I don't remember anything about that day, except coming home and finding Ty... waiting.

"Hey," he said. "Let's play Smash Bros."

Having spent an entire summer without more than grazing some fingertips, I was in a mood to boost my masculinity by defeating a 13-year-old in a game about Nintendo characters hitting each other. Oh to have known then what I now now.

I picked Samus. Ty picked Falco Lombardi from Star Fox, who I always thought of as a cheap palette-swap of Fox himself.

It was a massacre.

Round after round, match after match, Tyberious and Falco showed me the meaning of pain. No matter what map, or gametype, or how many computer allies I had, Falco took home the crown. The blaster he carried kept me at bay; it made me flinch during aerials so that I couldn't recover from falls; his reflector shield sent my own beam cannon shots back at me; finally, his own melee attacks were every bit as fine-tuned as mine, and getting in close resulted in immediate KOs.

Apparently, he had spent hours playing, with a single life, against nothing but computer-controlled Samuses ( Sami? Samusi?). Starting with a single mid-range opponent, he eventually worked his way up to three-on-one matches against enemies set to the highest difficulty. He had trained specifically to do this to me.

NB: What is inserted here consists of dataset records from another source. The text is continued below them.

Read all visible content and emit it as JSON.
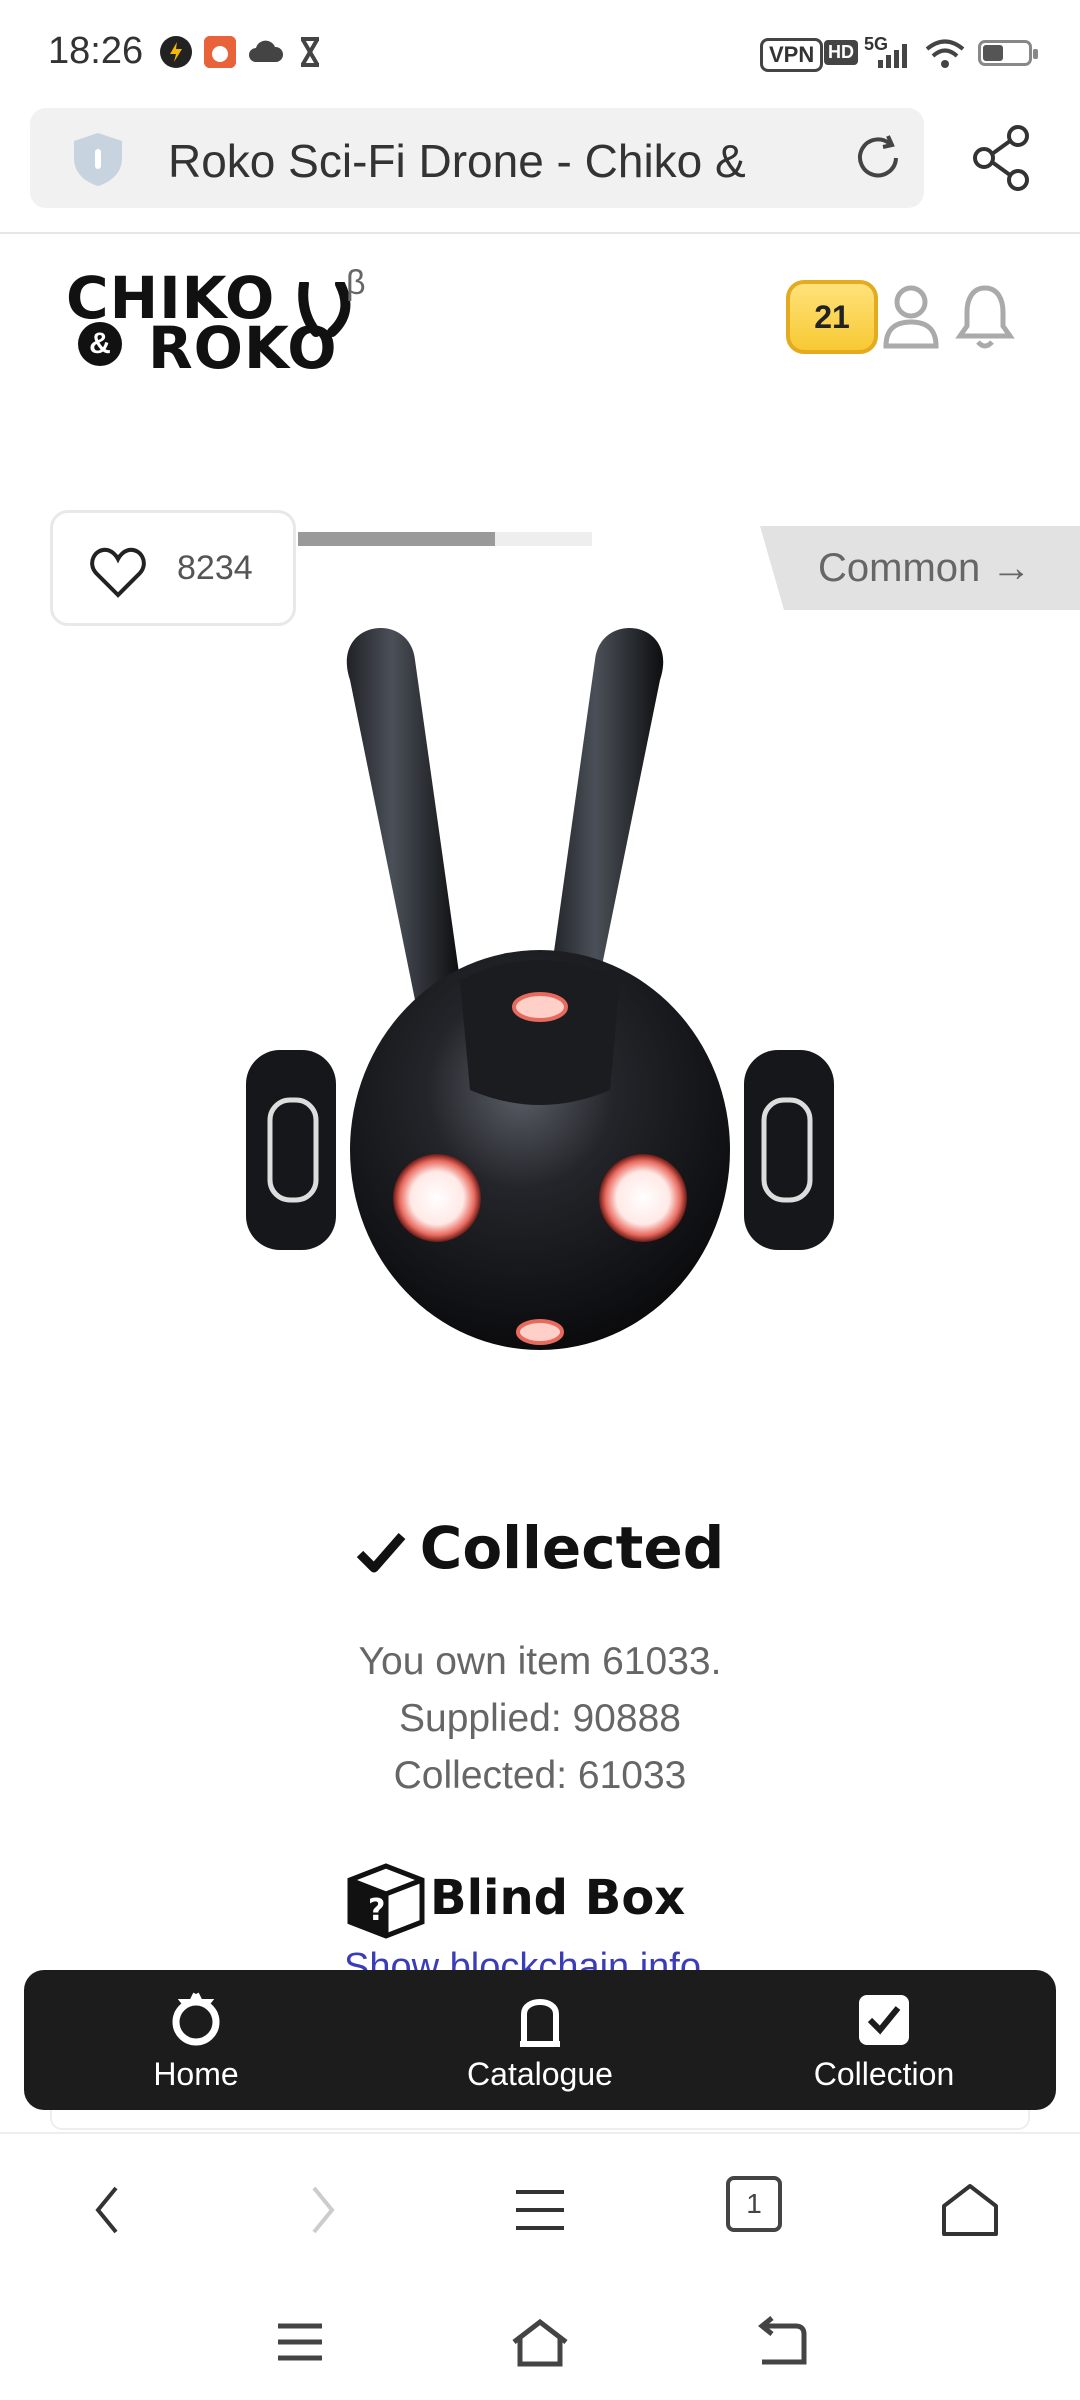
{
  "status_bar": {
    "time": "18:26",
    "vpn": "VPN",
    "hd": "HD",
    "network": "5G",
    "icons": [
      "power-app-icon",
      "alert-app-icon",
      "cloud-icon",
      "hourglass-icon",
      "wifi-icon",
      "battery-icon"
    ]
  },
  "browser": {
    "page_title": "Roko Sci-Fi Drone - Chiko &",
    "tab_count": "1"
  },
  "header": {
    "logo_line1": "CHIKO",
    "logo_amp": "&",
    "logo_line2": "ROKO",
    "beta": "β",
    "coin_count": "21"
  },
  "item": {
    "likes": "8234",
    "collected_progress": 0.67,
    "rarity": "Common →",
    "status": "Collected",
    "owned_text": "You own item 61033.",
    "supplied_text": "Supplied: 90888",
    "collected_text": "Collected: 61033",
    "box_label": "Blind Box",
    "chain_link": "Show blockchain info"
  },
  "app_nav": {
    "items": [
      {
        "label": "Home",
        "icon": "home-gear-icon"
      },
      {
        "label": "Catalogue",
        "icon": "catalogue-icon"
      },
      {
        "label": "Collection",
        "icon": "collection-check-icon"
      }
    ]
  },
  "colors": {
    "accent_gold": "#f7c934",
    "nav_bg": "#1c1c1c",
    "link_blue": "#3b3db8",
    "rarity_bg": "#e2e2e2"
  }
}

Seeming to sense that I was coming to the point of quitting, Tyberious suggested we try something else. Why not, for instance, try out Custom Robo's versus mode. I had played mech games, I knew how they worked, and my mind was dull from the Melee fiasco.

Admiral Ackbar would have been so ashamed.

Ty had beaten the game on every difficulty level, and defeated all of the unique CPU mechs in the arena mode. As such, he had every piece unlocked, had built several units of almost deific power, and understand every nuance of the combat system. The final straw came when he offered to scale back the weaponry he was using and let me use one of his designs; not only was I feeling low enough to accept, but it was of no avail.

I had been taken to school. Twice, in as many hours.

It would be a lie to say that we've put our competitive ways aside and learned to just appreciated playing, a lie which Wolfwood, Baminatrix, and numerous other would call me on while they laughed in my face. Yet the ground is more level these days, with each of us finding roles in games at which we can excel, and with their still being distinct genre lines we try not to cross. Ty challenging me to a racing showdown would be as foolish as me boasting against his FPS skills, for instance.

I will say this much, though: when it comes to certain games, Ty attacks them with both ferocity and precision. He learns how they work and utilizes every possible advantage, and demands that those of us playing with him excel just as much, to an almost maniacal level.

He learned to get better.

I'm the proudest any older brother could be.